• FACTS ABOUT FRANCE:
France, the largest country in Western Europe, has long been a gateway between the continent's northern and southern regions. Its lengthy borders touch Germany and Belgium in the north; the Atlantic Ocean in the west; the Pyrenees Mountains and Spain in the south.
• It also borders the Mediterranean Sea in the southeast; and the Alps, Switzerland, and Italy in the east. France has a very diverse landscape. There are beaches on the southeast coast, home to the French Riviera, and towering mountains in the south and east, including Europe's tallest peak, Mont Blanc, which rises to 15,781 feet (4,810 meters) within the French Alps.
• Wide fertile plains dominate most of the north and west, making France the agricultural epicenter of Europe. The sprawling, forested plateau of the Massif Central, a range of ancient mountains and extinct volcanoes, occupies France's southern interior.
France has ample land area to provide habitat for a wide variety of plants and animals. More than 25 percent of its territory is covered with forest, and another 50 percent is countryside or farmland.
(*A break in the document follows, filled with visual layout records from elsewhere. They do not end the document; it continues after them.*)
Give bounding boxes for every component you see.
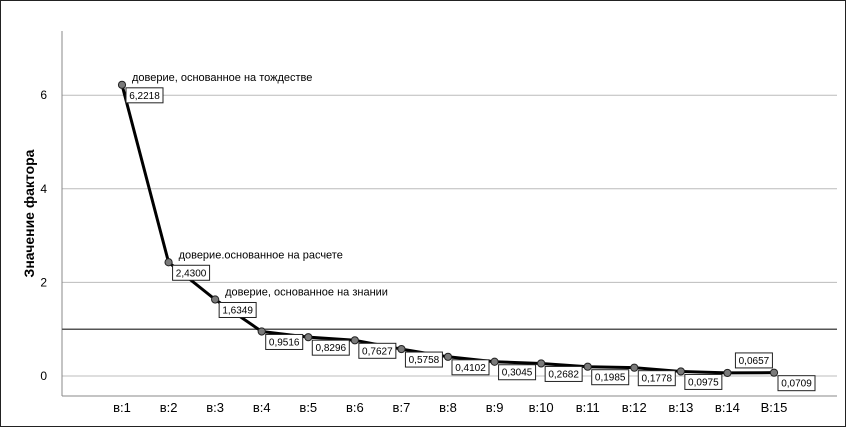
annotation-label: доверие, основанное на тождестве: [132, 72, 312, 84]
x-tick-label: в:11: [576, 400, 600, 415]
data-point: [443, 352, 453, 361]
x-tick-label: в:3: [206, 400, 224, 415]
data-label-box: [311, 339, 350, 356]
data-point: [117, 80, 127, 89]
y-tick-label: 4: [40, 182, 47, 196]
data-label: 0,7627: [362, 346, 393, 357]
data-point: [490, 357, 499, 366]
data-label-box: [218, 301, 257, 318]
y-tick-label: 2: [40, 275, 47, 289]
data-label-box: [777, 375, 816, 392]
data-label-box: [544, 365, 583, 382]
data-label-box: [498, 364, 537, 381]
data-label: 0,0709: [781, 379, 812, 390]
x-tick-label: в:6: [346, 400, 364, 415]
data-label-box: [404, 351, 443, 368]
data-label: 6,2218: [129, 91, 160, 102]
data-label: 0,1985: [595, 373, 626, 384]
data-label-box: [591, 369, 630, 386]
data-label-box: [637, 370, 676, 387]
data-label: 1,6349: [222, 305, 253, 316]
x-tick-label: в:4: [253, 400, 271, 415]
data-point: [397, 344, 406, 354]
data-point: [723, 368, 732, 378]
data-label-box: [358, 342, 397, 359]
x-tick-label: в:1: [113, 400, 131, 415]
data-label-box: [125, 87, 164, 104]
data-label: 0,3045: [502, 368, 533, 379]
data-point: [583, 362, 592, 371]
data-label: 2,4300: [176, 268, 207, 279]
data-point: [537, 359, 546, 368]
y-tick-label: 6: [40, 88, 47, 102]
x-tick-label: в:7: [393, 400, 411, 415]
data-label: 0,1778: [641, 374, 672, 385]
x-tick-label: в:5: [299, 400, 317, 415]
data-label: 0,9516: [269, 337, 300, 348]
data-label: 0,0657: [739, 356, 770, 367]
data-label-box: [734, 352, 773, 369]
annotation-label: доверие.основанное на расчете: [179, 249, 343, 261]
data-point: [769, 368, 779, 377]
x-tick-label: в:13: [668, 400, 693, 415]
data-label-box: [265, 333, 304, 350]
data-point: [676, 367, 685, 376]
y-axis-label: Значение фактора: [21, 149, 37, 277]
x-tick-label: в:8: [439, 400, 457, 415]
data-label: 0,8296: [315, 343, 346, 354]
data-point: [257, 327, 266, 336]
data-point: [164, 258, 173, 267]
data-label-box: [451, 359, 490, 376]
data-point: [211, 295, 220, 304]
x-tick-label: в:14: [715, 400, 740, 415]
x-tick-label: в:12: [622, 400, 647, 415]
data-label: 0,2682: [548, 369, 579, 380]
x-tick-label: в:2: [160, 400, 178, 415]
annotation-label: доверие, основанное на знании: [225, 286, 388, 298]
data-point: [630, 363, 639, 372]
x-tick-label: В:15: [761, 400, 788, 415]
x-tick-label: в:9: [486, 400, 504, 415]
data-label: 0,0975: [688, 377, 719, 388]
data-label: 0,5758: [409, 355, 440, 366]
data-point: [304, 333, 313, 342]
y-tick-label: 0: [40, 369, 47, 383]
data-point: [350, 336, 359, 345]
data-label-box: [172, 264, 211, 281]
x-tick-label: в:10: [529, 400, 554, 415]
data-label-box: [684, 373, 723, 390]
data-label: 0,4102: [455, 363, 486, 374]
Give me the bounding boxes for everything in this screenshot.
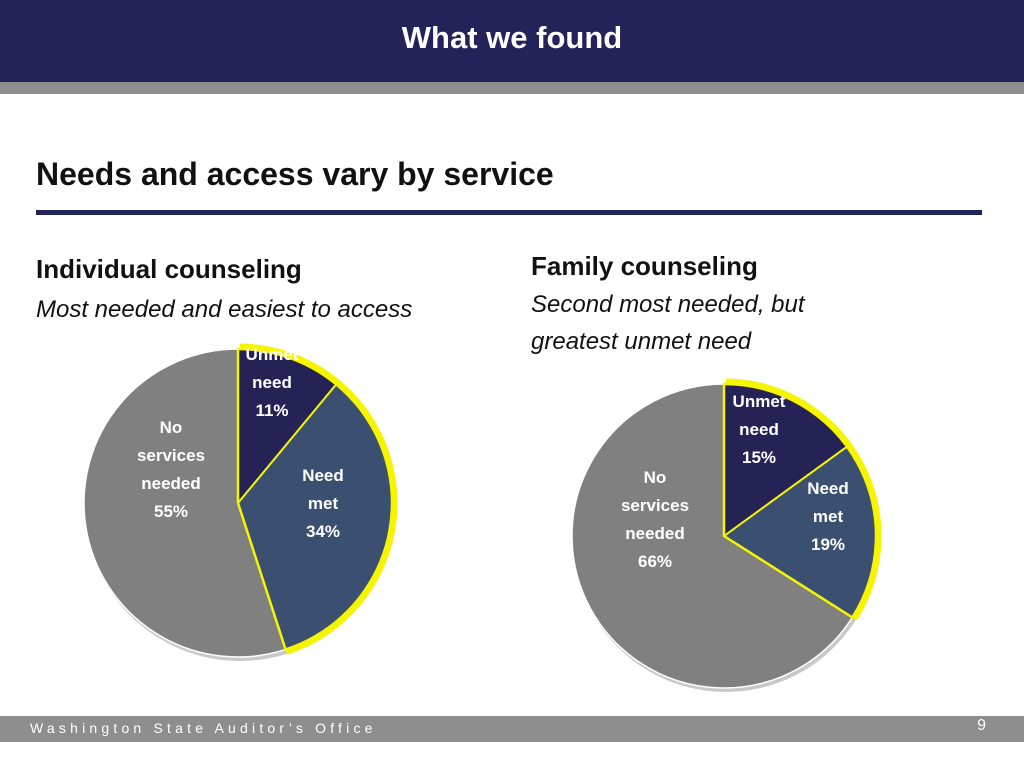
data-label-line: Need bbox=[807, 479, 849, 498]
data-label-line: met bbox=[813, 507, 844, 526]
title-bar bbox=[0, 0, 1024, 82]
data-label-no-services-needed: No services needed 66% bbox=[621, 468, 689, 571]
title-bar-stripe bbox=[0, 82, 1024, 94]
panel-subtitle-line: Second most needed, but bbox=[531, 291, 805, 318]
data-label-line: services bbox=[137, 446, 205, 465]
data-label-line: Need bbox=[302, 466, 344, 485]
panel-subtitle-line: Most needed and easiest to access bbox=[36, 296, 413, 323]
pie-slice-need-met bbox=[237, 383, 393, 651]
pie-slice-no-services-needed bbox=[571, 383, 854, 689]
data-label-line: met bbox=[308, 494, 339, 513]
pie-slice-need-met bbox=[722, 445, 877, 619]
highlight-rim bbox=[239, 343, 398, 655]
panel-subtitle-line: greatest unmet need bbox=[531, 328, 752, 355]
section-heading: Needs and access vary by service bbox=[36, 156, 554, 192]
pie-slice-unmet-need bbox=[723, 383, 849, 538]
data-label-line: 55% bbox=[154, 502, 188, 521]
data-label-line: 19% bbox=[811, 535, 845, 554]
page-number: 9 bbox=[977, 717, 986, 734]
data-label-line: Unmet bbox=[246, 345, 299, 364]
highlight-outline bbox=[236, 347, 394, 651]
data-label-line: need bbox=[739, 420, 779, 439]
data-label-line: No bbox=[160, 418, 183, 437]
pie-slice-no-services-needed bbox=[83, 348, 287, 658]
panel-title-family: Family counseling bbox=[531, 251, 758, 281]
data-label-need-met: Need met 19% bbox=[807, 479, 849, 554]
data-label-line: services bbox=[621, 496, 689, 515]
pie-shadow bbox=[85, 351, 395, 661]
data-label-line: needed bbox=[141, 474, 201, 493]
data-label-line: 15% bbox=[742, 448, 776, 467]
data-label-line: 34% bbox=[306, 522, 340, 541]
slide-title: What we found bbox=[401, 20, 623, 55]
data-label-unmet-need: Unmet need 11% bbox=[246, 345, 299, 420]
footer-bar: Washington State Auditor’s Office 9 bbox=[0, 716, 1024, 742]
highlight-divider bbox=[723, 445, 848, 537]
highlight-outline bbox=[722, 382, 878, 619]
pie-chart: Unmet need 11% Need met 34% No services needed 55… bbox=[83, 343, 398, 661]
panel-title-individual: Individual counseling bbox=[36, 254, 302, 284]
panel-subtitle-family: Second most needed, but greatest unmet n… bbox=[531, 286, 805, 360]
data-label-line: 66% bbox=[638, 552, 672, 571]
panel-subtitle-individual: Most needed and easiest to access bbox=[36, 291, 412, 328]
highlight-rim bbox=[725, 378, 882, 621]
data-label-line: Unmet bbox=[733, 392, 786, 411]
data-label-line: 11% bbox=[255, 401, 288, 420]
data-label-need-met: Need met 34% bbox=[302, 466, 344, 541]
pie-slice-unmet-need bbox=[237, 348, 338, 506]
pie-shadow bbox=[573, 386, 879, 692]
highlight-divider bbox=[237, 383, 337, 504]
data-label-line: No bbox=[644, 468, 667, 487]
data-label-unmet-need: Unmet need 15% bbox=[733, 392, 786, 467]
footer-text: Washington State Auditor’s Office bbox=[30, 720, 377, 736]
data-label-line: needed bbox=[625, 524, 685, 543]
heading-rule bbox=[36, 210, 982, 215]
data-label-line: need bbox=[252, 373, 292, 392]
pie-chart: Unmet need 15% Need met 19% No services needed 66… bbox=[571, 378, 882, 692]
data-label-no-services-needed: No services needed 55% bbox=[137, 418, 205, 521]
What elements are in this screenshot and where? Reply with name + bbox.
• Lowland forests are home to deer and wild boar, while the woodlands of the Alps and Pyrenees provide refuge for rare chamois antelope, ibex, brown bears, and alpine hares, among many other species. The Mediterranean coastline is a stopover of millions of migrating African birds, including flamingos, vultures, egrets, and bee-eaters.
• The French government has made a broad commitment to preserving open spaces and the wildlife they contain. About 10 percent of the country has been set aside as national or regional parklands and nature reserves.